Stattdessen geht Meyer in Verteidigungsposition: Er versucht die Wehner zugeschriebenen öffentlichen Demontageversuche des Bundeskanzlers im Jahr 1973 durch die Behauptung zurechtzurücken, Wehner habe die abfälligen Äußerungen nicht vor einer größeren Öffentlichkeit getan, sondern nur im engsten Kreis von Journalisten – als wenn dies wirklich von entscheidender Bedeutung wäre. Bezüglich des Verhaltens während der „Guillaume-Affäre“ meint Meyer, dass es Wehner selbst gewesen sei, der aktives „Krisenmanagement“ betrieben habe, während die Medien Unwahrheiten in Umlauf gebracht hätten. Wehner sei von „Verzweiflung erfüllt“ gewesen, als er von den Selbstmordgedanken des Kanzlers erfahren habe. Beim Treffen in Bad Münstereifel – wo Brandt die Entscheidung zum Rücktritt fasste – habe er ihm „wohl weder abgeraten noch hat er ihm dazu geraten“ (S. 423). Als Gegenbeweis für die überzogenen Behauptungen Brigitte Seebachers führt Meyer jedoch lediglich einen Vermerk Brandts „wahrscheinlich vom Mai 1974“ an, in dem steht, „Herbert Wehner hat mich niemals zum Rücktritt gedrängt“ (S. 425).

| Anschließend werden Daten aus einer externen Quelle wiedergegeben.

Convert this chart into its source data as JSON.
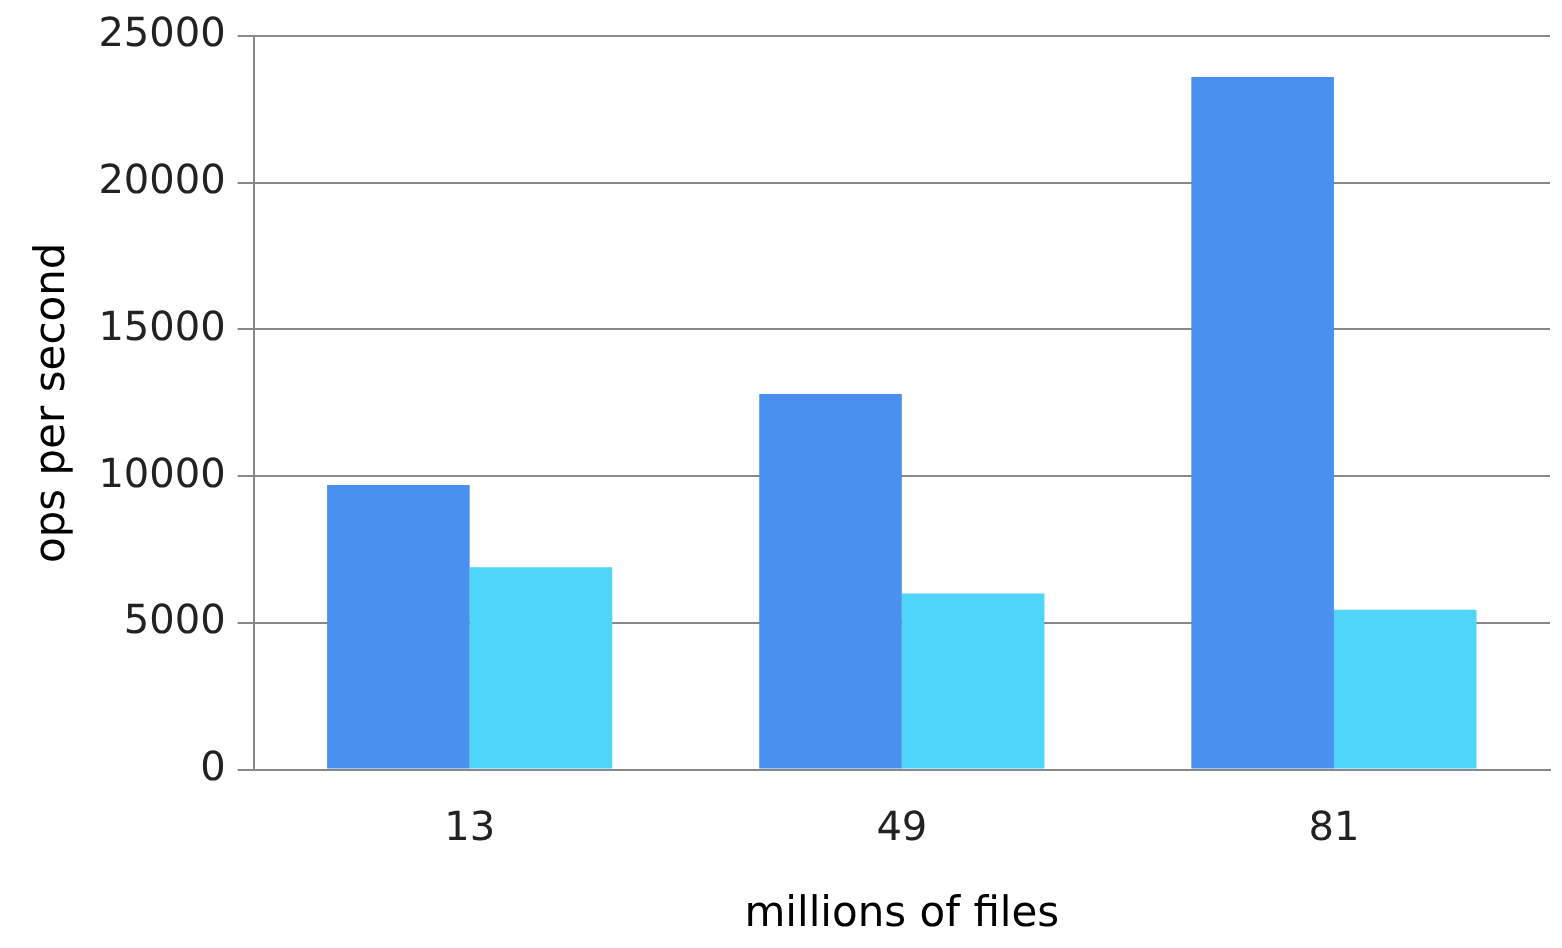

Alles in allem bleibt Meyer hier recht vage, und durch den Versuch, das Verhalten Wehners künstlich zu beschönigen, werden eher wieder Zweifel genährt.

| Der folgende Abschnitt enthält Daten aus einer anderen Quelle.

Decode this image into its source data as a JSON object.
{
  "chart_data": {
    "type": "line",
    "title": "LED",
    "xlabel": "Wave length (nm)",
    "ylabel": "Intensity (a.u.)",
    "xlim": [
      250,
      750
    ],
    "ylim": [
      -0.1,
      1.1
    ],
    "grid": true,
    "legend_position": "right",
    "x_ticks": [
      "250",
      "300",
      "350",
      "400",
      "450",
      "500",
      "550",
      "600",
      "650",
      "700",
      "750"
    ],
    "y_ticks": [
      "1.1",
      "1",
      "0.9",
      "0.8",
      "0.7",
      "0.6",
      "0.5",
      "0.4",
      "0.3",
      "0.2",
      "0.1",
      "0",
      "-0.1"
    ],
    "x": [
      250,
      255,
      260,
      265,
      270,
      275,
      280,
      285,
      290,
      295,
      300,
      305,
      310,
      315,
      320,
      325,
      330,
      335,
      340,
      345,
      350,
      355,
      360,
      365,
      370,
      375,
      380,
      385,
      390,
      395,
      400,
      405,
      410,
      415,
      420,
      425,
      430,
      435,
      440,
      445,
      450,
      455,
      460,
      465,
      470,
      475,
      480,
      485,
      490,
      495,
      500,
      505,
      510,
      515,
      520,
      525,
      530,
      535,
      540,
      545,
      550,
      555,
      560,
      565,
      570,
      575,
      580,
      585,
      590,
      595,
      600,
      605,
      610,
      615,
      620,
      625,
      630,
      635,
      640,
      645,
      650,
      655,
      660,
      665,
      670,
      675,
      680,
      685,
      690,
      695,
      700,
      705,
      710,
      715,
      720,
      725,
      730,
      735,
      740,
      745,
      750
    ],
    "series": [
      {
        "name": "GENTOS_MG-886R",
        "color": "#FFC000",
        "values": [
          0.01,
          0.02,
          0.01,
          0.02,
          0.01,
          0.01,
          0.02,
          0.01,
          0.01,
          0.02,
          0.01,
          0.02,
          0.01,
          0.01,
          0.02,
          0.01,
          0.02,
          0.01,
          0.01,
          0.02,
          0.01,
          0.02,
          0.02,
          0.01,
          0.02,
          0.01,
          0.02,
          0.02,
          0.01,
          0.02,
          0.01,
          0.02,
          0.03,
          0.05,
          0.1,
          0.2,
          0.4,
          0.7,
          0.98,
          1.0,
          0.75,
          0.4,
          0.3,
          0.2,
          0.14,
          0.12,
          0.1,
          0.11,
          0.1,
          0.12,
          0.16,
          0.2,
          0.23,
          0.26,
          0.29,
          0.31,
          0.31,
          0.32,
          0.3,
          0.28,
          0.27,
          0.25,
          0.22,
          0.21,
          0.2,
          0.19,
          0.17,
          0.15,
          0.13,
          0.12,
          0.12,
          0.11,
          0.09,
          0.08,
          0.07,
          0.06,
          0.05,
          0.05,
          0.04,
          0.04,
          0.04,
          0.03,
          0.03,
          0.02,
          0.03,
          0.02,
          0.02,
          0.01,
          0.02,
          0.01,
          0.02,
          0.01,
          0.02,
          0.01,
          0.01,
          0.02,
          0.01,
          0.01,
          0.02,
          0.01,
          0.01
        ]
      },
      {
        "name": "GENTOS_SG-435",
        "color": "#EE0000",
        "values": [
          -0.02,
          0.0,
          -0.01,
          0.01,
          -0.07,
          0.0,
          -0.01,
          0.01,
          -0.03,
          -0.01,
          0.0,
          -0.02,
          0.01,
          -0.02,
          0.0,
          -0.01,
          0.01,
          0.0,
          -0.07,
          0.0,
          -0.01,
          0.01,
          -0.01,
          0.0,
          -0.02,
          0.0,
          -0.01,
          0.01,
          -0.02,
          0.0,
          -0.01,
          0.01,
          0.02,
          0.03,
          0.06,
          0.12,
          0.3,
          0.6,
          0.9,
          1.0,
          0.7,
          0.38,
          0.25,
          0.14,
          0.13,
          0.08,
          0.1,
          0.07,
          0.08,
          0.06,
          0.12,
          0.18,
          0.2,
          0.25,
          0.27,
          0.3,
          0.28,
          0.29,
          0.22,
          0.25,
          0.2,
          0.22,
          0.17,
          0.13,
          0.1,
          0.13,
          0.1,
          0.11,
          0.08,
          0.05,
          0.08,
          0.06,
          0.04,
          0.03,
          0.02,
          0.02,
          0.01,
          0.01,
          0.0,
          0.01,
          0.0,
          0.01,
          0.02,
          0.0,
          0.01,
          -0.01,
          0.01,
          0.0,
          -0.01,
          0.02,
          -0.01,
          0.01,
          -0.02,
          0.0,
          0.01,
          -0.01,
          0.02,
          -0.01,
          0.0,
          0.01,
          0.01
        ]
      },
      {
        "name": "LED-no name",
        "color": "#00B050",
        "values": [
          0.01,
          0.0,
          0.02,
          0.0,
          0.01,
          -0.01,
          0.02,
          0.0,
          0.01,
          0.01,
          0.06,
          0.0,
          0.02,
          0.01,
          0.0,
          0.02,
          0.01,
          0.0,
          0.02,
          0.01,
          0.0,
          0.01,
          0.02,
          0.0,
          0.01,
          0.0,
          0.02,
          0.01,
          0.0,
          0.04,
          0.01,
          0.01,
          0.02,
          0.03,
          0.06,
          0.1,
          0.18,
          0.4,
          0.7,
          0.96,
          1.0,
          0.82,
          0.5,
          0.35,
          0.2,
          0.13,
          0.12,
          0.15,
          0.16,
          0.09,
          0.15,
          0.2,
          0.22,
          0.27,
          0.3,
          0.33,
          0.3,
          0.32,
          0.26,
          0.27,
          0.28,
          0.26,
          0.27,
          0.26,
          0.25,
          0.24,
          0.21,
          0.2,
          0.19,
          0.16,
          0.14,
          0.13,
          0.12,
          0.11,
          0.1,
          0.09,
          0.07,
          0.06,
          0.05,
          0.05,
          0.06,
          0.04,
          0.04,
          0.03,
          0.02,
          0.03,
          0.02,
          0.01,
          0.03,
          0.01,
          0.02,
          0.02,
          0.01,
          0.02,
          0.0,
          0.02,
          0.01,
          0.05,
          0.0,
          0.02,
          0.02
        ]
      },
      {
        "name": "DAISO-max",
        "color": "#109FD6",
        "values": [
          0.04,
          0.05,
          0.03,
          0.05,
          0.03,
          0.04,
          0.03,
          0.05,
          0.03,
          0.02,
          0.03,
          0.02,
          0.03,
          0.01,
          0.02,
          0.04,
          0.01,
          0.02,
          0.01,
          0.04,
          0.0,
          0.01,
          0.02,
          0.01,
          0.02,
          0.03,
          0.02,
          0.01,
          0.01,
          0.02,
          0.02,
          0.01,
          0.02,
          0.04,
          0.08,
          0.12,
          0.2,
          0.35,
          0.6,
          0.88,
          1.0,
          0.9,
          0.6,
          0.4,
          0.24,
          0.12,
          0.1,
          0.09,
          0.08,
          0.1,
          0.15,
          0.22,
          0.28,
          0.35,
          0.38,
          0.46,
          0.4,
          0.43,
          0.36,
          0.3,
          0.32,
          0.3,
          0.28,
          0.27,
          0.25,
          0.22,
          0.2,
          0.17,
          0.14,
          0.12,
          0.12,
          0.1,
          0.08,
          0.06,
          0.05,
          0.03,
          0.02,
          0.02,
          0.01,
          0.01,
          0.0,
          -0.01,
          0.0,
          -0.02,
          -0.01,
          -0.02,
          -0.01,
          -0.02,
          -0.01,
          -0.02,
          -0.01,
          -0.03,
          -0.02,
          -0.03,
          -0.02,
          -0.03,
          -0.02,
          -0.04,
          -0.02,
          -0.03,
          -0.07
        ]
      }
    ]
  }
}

Für die Kanzlerjahre unter Helmut Schmidt, als Wehner weiterhin Fraktionschef blieb, stellt Meyer die bessere Zusammenarbeit im Vergleich zu Brandt, die Flügelkämpfe in der SPD, die nachlassende politische Aktionskraft Wehners als Folge gesundheitlicher Probleme sowie Wehners nachdrückliches Engagement für Häftlingsfreikäufe und Familienzusammenführungen aus der DDR in den Mittelpunkt. Zu Recht würdigt Meyer den oft unterschätzten jahrzehntelangen Anteil Greta Wehners an der Arbeit ihres Stiefvaters und späteren Ehemannes, ihre Bedeutung als Gesprächspartnerin sowie in den letzten Jahren als Betreuerin und Bezugsperson. Auch die wichtige Rolle Lotte Wehners, der 1979 verstorbenen zweiten Ehefrau, als einer persönlichen und politischen Ansprechpartnerin für ihren Mann wird hervorgehoben. Im letzten Kapitel beschreibt Meyer einfühlsam den körperlichen und geistigen Verfall Wehners in den 1980er-Jahren.

Zusammenfassend stellt Meyer fest, dass drei Leitmotive das politische Leben Wehners durchzogen hätten: „[…] erstens das Ringen um die demokratische Lösung der nationalen Frage des deutschen Volkes, zweitens der Einsatz für die gleichberechtigte Teilhabe und Mitwirkung der Arbeiterschaft in Staat und Gesellschaft und drittens der Einsatz politischer Macht, um bedrängten und in Not geratenen Menschen zu helfen.“ (S. 493) Die erheblichen Verdienste Wehners, die dieser um die bundesdeutsche Nachkriegsdemokratie und die Erneuerung der SPD seit den 1950er-Jahren gehabt hat, stehen außer Zweifel. Für eine überzeugende Biografie wäre allerdings eine ausgewogenere Darstellung zu wünschen gewesen, die nicht einer Verklärung und Mystifizierung das Wort redet.

Anmerkungen:
1 Ullrich, Volker, Der Fuhrmann der SPD, in: ZEIT, 6.7.2006, online unter: <http://www.zeit.de/2006/28/P-Wehner>.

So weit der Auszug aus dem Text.